Stalagmarke, Stacheldraht und Stern

Thomas Kersting

Heute, 80 Jahre nach dem Überfall des Deutschen Reiches auf die Sowjetunion 1941, rücken endlich auch die sowjetischen Kriegsgefangenen als eine der größten Opfergruppen von Krieg und Gewaltherrschaft stärker in den Blick des Gedenkens und auch der archäologischen Forschung in Brandenburg.

Doch wie kann man sie erkennen, welche Funde und Befunde sind charakteristisch für diese Gefangenengruppe in Konzentrations- und Außenlagern, Zwangsarbeits- und Kriegsgefangenenlagern? Manche der mittlerweile äußerst zahlreichen Befunde und Funde sind ja praktisch überall anzutreffen: Reste der Baracken, Infrastruktur, Zäune oder das allgegenwärtige Kantinen- und Emailgeschirr, militärisches Ess- bzw. Kochgeschirr, Kämme, selbstgemachte Dinge und Andenken an zuhause sowie alle möglichen Blechmarken.

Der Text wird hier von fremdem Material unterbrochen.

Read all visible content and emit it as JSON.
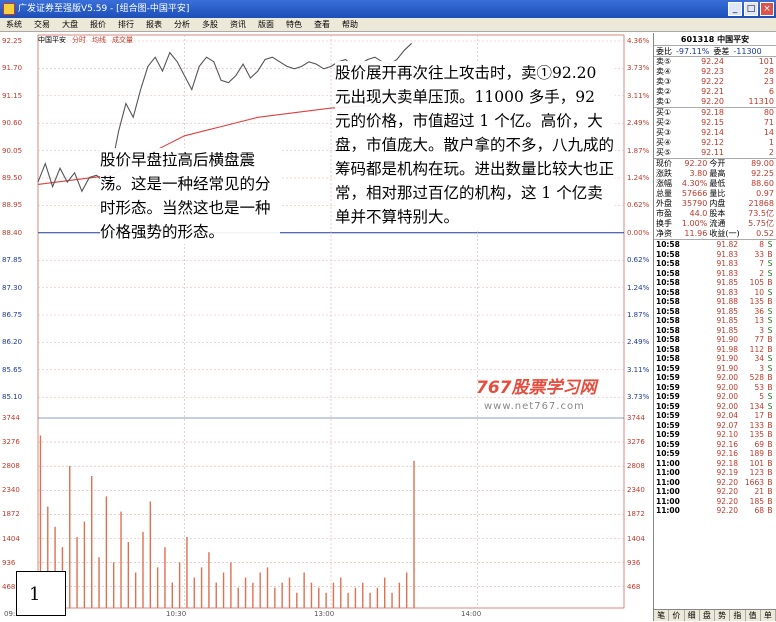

Auch Stacheldraht von Zäunen findet sich fast überall, aber intentionell, planmäßig eingegrabener Stacheldraht, auch als Doppelzaun und als interne Lager-Unterteilung ist ein Hinweis auf die Anwesenheit vor allem von sowjetischen Kriegsgefangenen (Bernbeck 2017, 279). In der Heeresdienstvorschrift H. Dv. 319/2 „Behelfsmäßiges Bauen im Kriege – Teil II – Ergänzungs- und Sonderbauten“ ist der eingegrabene Stacheldraht-Doppelzaun zwar nicht ausdrücklich nur für sowjetische KGF vorgesehen (S. 34), durch seine Verwendung als interne Abgrenzung in den STALAG wird er aber zum archäologisch erkennbaren rassistischen Marker. Offensichtlich ist in der Vorschrift im „Abschnitt D – Sonderbauten, I. Kriegsgefangenenlager“ noch gar nicht vorgesehen, dass hier gefangene Sowjetsoldaten untergebracht werden. Dokumentiert wurden solche Befunde bislang in Konzentrationslagern (Ravensbrück, Sachsenhausen), in Kriegsgefangenenlagern (Eisenhüttenstadt und Frankenfelde) sowie in Zwangsarbeitslagern (Kleinmachnow, Tempelhof)) (Abb. 1). Befunde minderwertiger Pfahlrost-Gründungen von Baracken fanden sich in Konzentrationslagern (Sachsenhausen, Uckermark und Jamlitz) sowie in Zwangsarbeitslagern (Kleinmachnow, Rathenow, Hohensaaten, Germendorf, Wilhelmshorst und in Brieskow-Finkenheerd) (Abb. 2) – aber offenbar noch in keinem der großen Kriegsgefangenenlager. Diese Befunde verraten das rassistisch abgestufte Menschenbild der NS-Ideologie, die innerhalb der verschiedenen Lager bauliche Unterschiede für die Unterbringung verschiedener Menschengruppen bedingte – was für die Betreiber-Firmen dieser Lager sehr praktisch war, um Aufwand zu minimieren. Für Brieskow-Finkenheerd ist bezeichnenderweise bekannt, dass hier jüdische Gefangene untergebracht waren, die mit den Sowjetsoldaten auf der untersten Rangstufe der Rassenhierarchie standen.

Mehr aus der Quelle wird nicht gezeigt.